Exercises for this concept can be found at Punctuation Grammar Rules: Grammar Review Practice Exercises.

Periods

Periods signify the end of a declarative sentence (a statement of fact) or an imperative sentence (a command or request is stated). For example:

      Declarative:   There is a test on the Westward Expansion on Tuesday.
      Imperative:   Study hard if you want to do well.

Periods also follow most abbreviations (Mr., Mrs., lb., oz., A.M., P.M., Mon., Tue., Jan. Feb., etc.), except for abbreviations that use all capital letters (NASA, CIA, FBI, YMCA, etc.) and abbreviations for states (DE, NJ, CA, KN, MO, etc.). Periods must also follow a person's initials (John F. Kennedy, T.S. Eliot, etc.).

Inside Track

When a sentence ends with an abbreviation that has a period, do NOT add another period at the end. Instead, leave the abbreviation's period as the endmark. If the sentence is an exclamatory sentence or question, you MUST place the exclamation mark or question mark at the end, after the abbreviation's period.

Correct: I was supposed to meet you at 4 P.M.!
  Was I supposed to meet you at 4 P.M.?
Incorrect: I will meet you at 4 P.M.

Question Marks—Go Ahead and Ask

Question marks are used after a question (an interrogatory sentence).

    This is a difficult rule, isn't it?

Don't get indirect questions mixed up with questions. Sometimes a sentence sounds like it has a question in it, but it's really just a statement reporting a question:

      I was wondering if Lucas, Sean, and I could get together to study tonight at my house.
      I asked whether I could get together with my friends to study.

The statements I was wondering and I asked are just that—statements. Hence, they end with periods.

Exclamation Marks—Turn Up the Volume

Exclamations signify strong feelings or emotion. When a sentence is exclamatory, use an exclamation mark to end it; this includes an imperative sentence, which gives an authoritative or earnest command.

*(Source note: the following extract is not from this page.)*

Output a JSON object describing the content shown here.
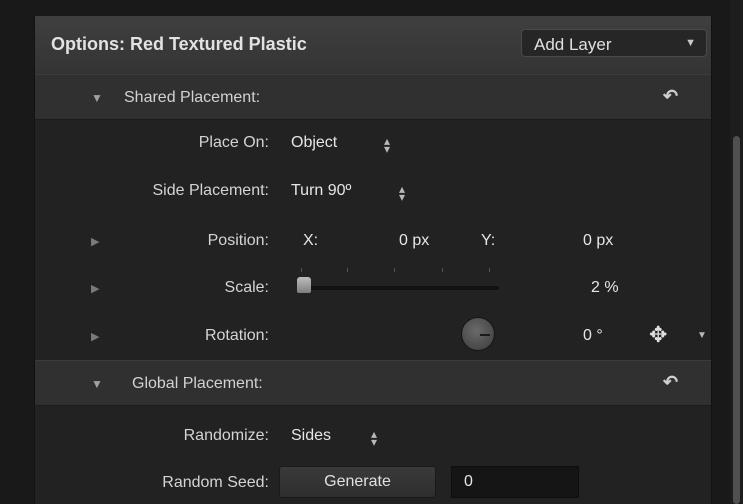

Exclamatory Sentences: Hey! This is pretty simple! I can't believe it!
  Look at the size of that dog! I'm glad I don't feed it!
Imperative Sentences: Stop! I mean it!
  Be quiet now! This is important!
Fuel For Thought

Be careful not to overuse the exclamation mark in your writing. For emphasis, people tend to end their sentences with not only one, but sometimes two, three, or more. Yikes!!!!!!!